Wednesday, February 28, 2018

A rebuttal to: Why I reject a Young Earth


   I love Cross Examined and highly recommend their ministry. However, that does not make them infallible. So here is some comments on a post they made.

In response to this article:

Why I Reject A Young Earth View: A Biblical Defense of an Old Earth - Cross Examined - Christian Apologetic Ministry | Frank Turek | Christian Apologetics | Christian Apologetics Speakers
http://crossexamined.org/why-i-reject-a-young-earth-view-a-biblical-defense-of-an-old-earth/

The three main subtopics of that article:

  1. The proper interpretation of Genesis One.
  2. The question of the fall of man, human sin and its consequences.
  3. The scale and scope of the Flood of Noah.

Regarding subtopic 1: Genesis 1:1,2

   The writer is starting with a false assumption that the English language bible is the proper language to critique the bible in. Genesis 1 was originally written in Hebrew, so his point about a perfect tense verb has no value. Hebrew has no verb tenses. See here:
https://creation.com/syntax-in-genesis-1

   Also, creating the universe and stars, but not creating light until much later!?
"(This is of course illogical, for why should God create light in Genesis 1:3 if stars were already shining brightly?)"
https://creation.com/syntax-in-genesis-1
There is a lot of information in the syntax article I link to above, including references to Exodus and Jesus' words in Mark 10.

Another reason to read Genesis 1:1-2 without a gap:
https://creation.com/genesis-13-undermines-gap-theory


Regarding Subtopic 2: death before the fall

   The writer seems to leave out his logic for arguing why death preceding the fall is important for his view to be correct. Normally you only need death before the fall in order to argue for evolution and survival of the fittest.  However, Cross Examined does not support macro evolution. I believe their article is trying to say that the earth may have existed lifelessly for billions of years between verses 1 and 2. If true, this would allow for an old earth and Genesis 1 to co-exist. So why try to posit pre-fall death?

I will try to respond still.

"Some type of death and degradation preceded the fall." 
Response: https://creation.com/nephesh-chayyah

"The Tyrannosaur was a machine designed for killing."
Dinosaurs are not always what they appear: https://creation.com/vegetarian-theropod-dinosaurs


"Then we have the fact that the names of the animals which Adam named prior to the Fall have connotations of violence."
Not so fast. See here: https://creation.com/fall-fish-death
a quote from that article: "The names in the Hebrew Bible for specific animals came after the Flood."
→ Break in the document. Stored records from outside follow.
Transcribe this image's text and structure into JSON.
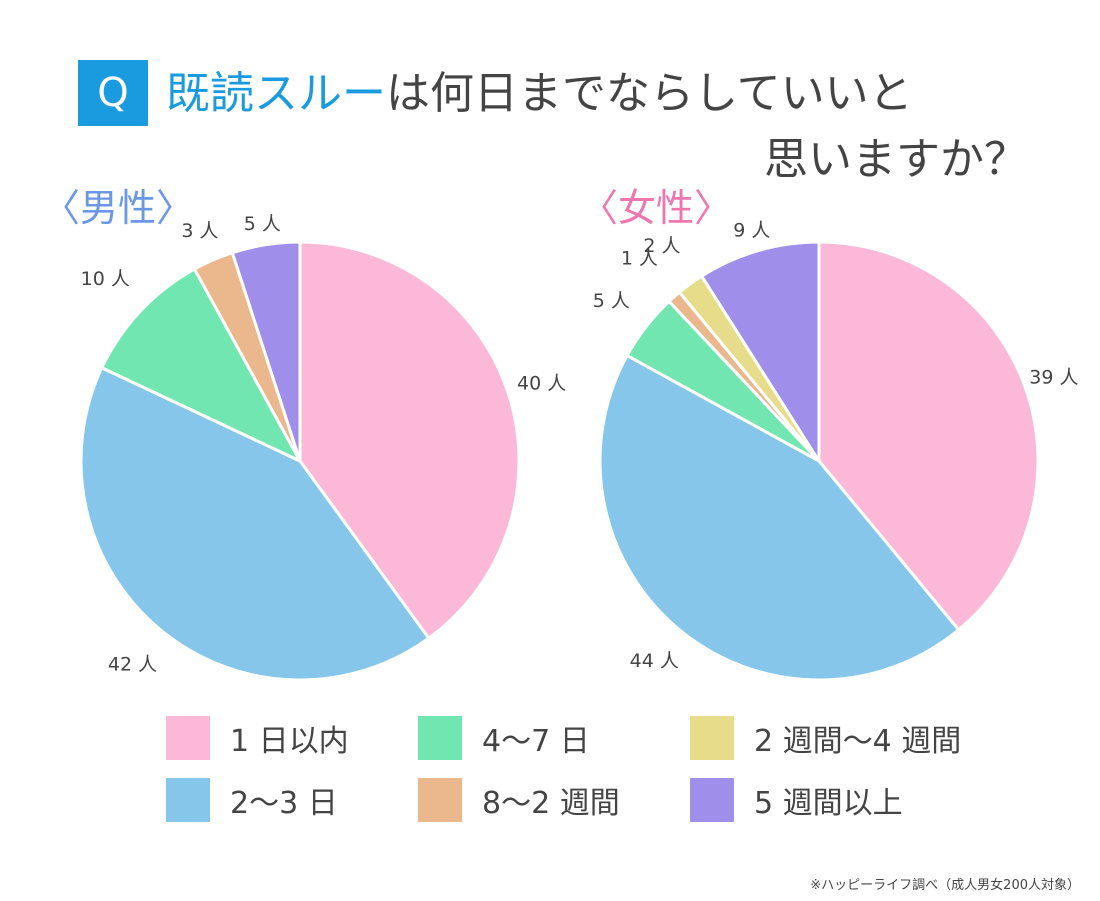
{
  "title": {
    "badge": "Q",
    "highlight": "既読スルー",
    "line1_rest": "は何日までならしていいと",
    "line2": "思いますか？"
  },
  "footnote": "※ハッピーライフ調べ（成人男女200人対象）",
  "legend": [
    {
      "label": "1 日以内",
      "color": "#fbb8d7"
    },
    {
      "label": "4〜7 日",
      "color": "#72e6b1"
    },
    {
      "label": "2 週間〜4 週間",
      "color": "#e6dc8a"
    },
    {
      "label": "2〜3 日",
      "color": "#85c6ea"
    },
    {
      "label": "8〜2 週間",
      "color": "#ebb78d"
    },
    {
      "label": "5 週間以上",
      "color": "#9f8fea"
    }
  ],
  "chart_data": [
    {
      "type": "pie",
      "title": "〈男性〉",
      "categories": [
        "1 日以内",
        "2〜3 日",
        "4〜7 日",
        "8〜2 週間",
        "5 週間以上"
      ],
      "values": [
        40,
        42,
        10,
        3,
        5
      ],
      "labels": [
        "40 人",
        "42 人",
        "10 人",
        "3 人",
        "5 人"
      ],
      "colors": [
        "#fbb8d7",
        "#85c6ea",
        "#72e6b1",
        "#ebb78d",
        "#9f8fea"
      ]
    },
    {
      "type": "pie",
      "title": "〈女性〉",
      "categories": [
        "1 日以内",
        "2〜3 日",
        "4〜7 日",
        "8〜2 週間",
        "2 週間〜4 週間",
        "5 週間以上"
      ],
      "values": [
        39,
        44,
        5,
        1,
        2,
        9
      ],
      "labels": [
        "39 人",
        "44 人",
        "5 人",
        "1 人",
        "2 人",
        "9 人"
      ],
      "colors": [
        "#fbb8d7",
        "#85c6ea",
        "#72e6b1",
        "#ebb78d",
        "#e6dc8a",
        "#9f8fea"
      ]
    }
  ]
}
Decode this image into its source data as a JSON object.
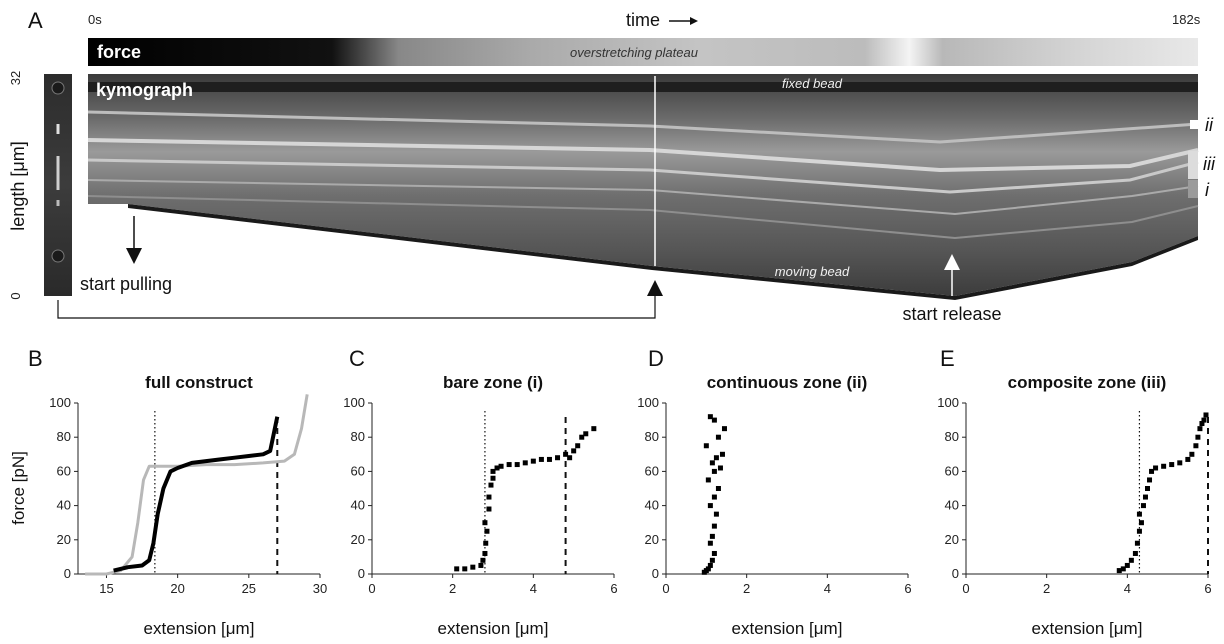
{
  "panelA": {
    "letter": "A",
    "time_start": "0s",
    "time_label": "time",
    "time_end": "182s",
    "force_label": "force",
    "plateau_label": "overstretching plateau",
    "kymo_label": "kymograph",
    "fixed_bead": "fixed bead",
    "moving_bead": "moving bead",
    "length_top": "32",
    "length_bottom": "0",
    "length_axis": "length [μm]",
    "start_pulling": "start pulling",
    "start_release": "start release",
    "zones": [
      "ii",
      "iii",
      "i"
    ]
  },
  "chart_data": [
    {
      "type": "line",
      "panel": "B",
      "title": "full construct",
      "xlabel": "extension [μm]",
      "ylabel": "force [pN]",
      "xlim": [
        13,
        30
      ],
      "ylim": [
        0,
        100
      ],
      "xticks": [
        15,
        20,
        25,
        30
      ],
      "yticks": [
        0,
        20,
        40,
        60,
        80,
        100
      ],
      "vlines": {
        "dotted": 18.4,
        "dashed": 27.0
      },
      "series": [
        {
          "color": "#b8b8b8",
          "x": [
            13.5,
            15.0,
            16.0,
            16.8,
            17.2,
            17.6,
            18.0,
            18.5,
            20,
            22,
            24,
            26,
            27.5,
            28.2,
            28.7,
            29.1
          ],
          "y": [
            0,
            0,
            2,
            10,
            30,
            55,
            63,
            63,
            63,
            64,
            64,
            65,
            66,
            70,
            85,
            105
          ]
        },
        {
          "color": "#000000",
          "x": [
            15.5,
            16.5,
            17.5,
            18.0,
            18.3,
            18.6,
            19.0,
            19.5,
            20.0,
            21.0,
            22.0,
            23.0,
            24.0,
            25.0,
            26.0,
            26.5,
            27.0
          ],
          "y": [
            2,
            4,
            5,
            8,
            18,
            35,
            50,
            60,
            62,
            65,
            66,
            67,
            68,
            69,
            70,
            72,
            92
          ]
        }
      ]
    },
    {
      "type": "scatter",
      "panel": "C",
      "title": "bare zone (i)",
      "xlabel": "extension [μm]",
      "xlim": [
        0,
        6
      ],
      "ylim": [
        0,
        100
      ],
      "xticks": [
        0,
        2,
        4,
        6
      ],
      "yticks": [
        0,
        20,
        40,
        60,
        80,
        100
      ],
      "vlines": {
        "dotted": 2.8,
        "dashed": 4.8
      },
      "x": [
        2.1,
        2.3,
        2.5,
        2.7,
        2.75,
        2.8,
        2.82,
        2.85,
        2.8,
        2.9,
        2.9,
        2.95,
        3.0,
        3.0,
        3.1,
        3.2,
        3.4,
        3.6,
        3.8,
        4.0,
        4.2,
        4.4,
        4.6,
        4.8,
        4.9,
        5.0,
        5.1,
        5.2,
        5.3,
        5.5
      ],
      "y": [
        3,
        3,
        4,
        5,
        8,
        12,
        18,
        25,
        30,
        38,
        45,
        52,
        56,
        60,
        62,
        63,
        64,
        64,
        65,
        66,
        67,
        67,
        68,
        70,
        68,
        72,
        75,
        80,
        82,
        85
      ]
    },
    {
      "type": "scatter",
      "panel": "D",
      "title": "continuous zone (ii)",
      "xlabel": "extension [μm]",
      "xlim": [
        0,
        6
      ],
      "ylim": [
        0,
        100
      ],
      "xticks": [
        0,
        2,
        4,
        6
      ],
      "yticks": [
        0,
        20,
        40,
        60,
        80,
        100
      ],
      "x": [
        0.95,
        1.0,
        1.05,
        1.1,
        1.15,
        1.2,
        1.1,
        1.15,
        1.2,
        1.25,
        1.1,
        1.2,
        1.3,
        1.05,
        1.2,
        1.35,
        1.15,
        1.25,
        1.4,
        1.0,
        1.3,
        1.45,
        1.2,
        1.1
      ],
      "y": [
        1,
        2,
        3,
        5,
        8,
        12,
        18,
        22,
        28,
        35,
        40,
        45,
        50,
        55,
        60,
        62,
        65,
        68,
        70,
        75,
        80,
        85,
        90,
        92
      ]
    },
    {
      "type": "scatter",
      "panel": "E",
      "title": "composite zone (iii)",
      "xlabel": "extension [μm]",
      "xlim": [
        0,
        6
      ],
      "ylim": [
        0,
        100
      ],
      "xticks": [
        0,
        2,
        4,
        6
      ],
      "yticks": [
        0,
        20,
        40,
        60,
        80,
        100
      ],
      "vlines": {
        "dotted": 4.3,
        "dashed": 6.0
      },
      "x": [
        3.8,
        3.9,
        4.0,
        4.1,
        4.2,
        4.25,
        4.3,
        4.35,
        4.3,
        4.4,
        4.45,
        4.5,
        4.55,
        4.6,
        4.7,
        4.9,
        5.1,
        5.3,
        5.5,
        5.6,
        5.7,
        5.75,
        5.8,
        5.85,
        5.9,
        5.95
      ],
      "y": [
        2,
        3,
        5,
        8,
        12,
        18,
        25,
        30,
        35,
        40,
        45,
        50,
        55,
        60,
        62,
        63,
        64,
        65,
        67,
        70,
        75,
        80,
        85,
        88,
        90,
        93
      ]
    }
  ]
}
"As I said previously, Adam did not die physically on the day that he ate of the tree, but lived a full life afterwards."
A better translation would have said: "… for when you eat of it you will surely begin to die."
see here: https://creation.com/adam-tribe 


Regarding subtopic 3: The Flood

There is a ton of good biblical articles regarding the flood here:
https://creation.com/noahs-flood-questions-and-answers

They do a much better job than I at showing why the flood should be taken literally and historically.

The writer of "Why I reject a Young Earth" does not make a watertight argument against the flood in his three paragraphs.


Regarding the reading of Genesis 7:19:
 Genesis 7:19, which reports that “They rose greatly on the earth, and all the high mountains under the entire heavens were covered.”

   Even if we allow for "on the earth" to be ambiguous between the entire earth or just the known earth, what about the later portion of the verse that says, "under the entire heavens"?  To draw the conclusion that the author of this verse did not mean the reader to understand this as referring to the whole earth is difficult when two separate sections of the verse seem to indicate the whole earth.  This verse could have said "under heaven".

"Moreover, it must be borne in mind, the Hebrew word for mountains, har, is a general term referring to any geologic relief, from a small hill up to a towering peak"
 I would think that the word "high" before the word mountains would make it clear which meaning of har is being used, but that is just me. Maybe that is too simple and I missed something?

It seems to me that the author of Genesis 7:19 went to great lengths to be clear. Stating things twice and using adjectives to make sure you knew how tall the mountains were.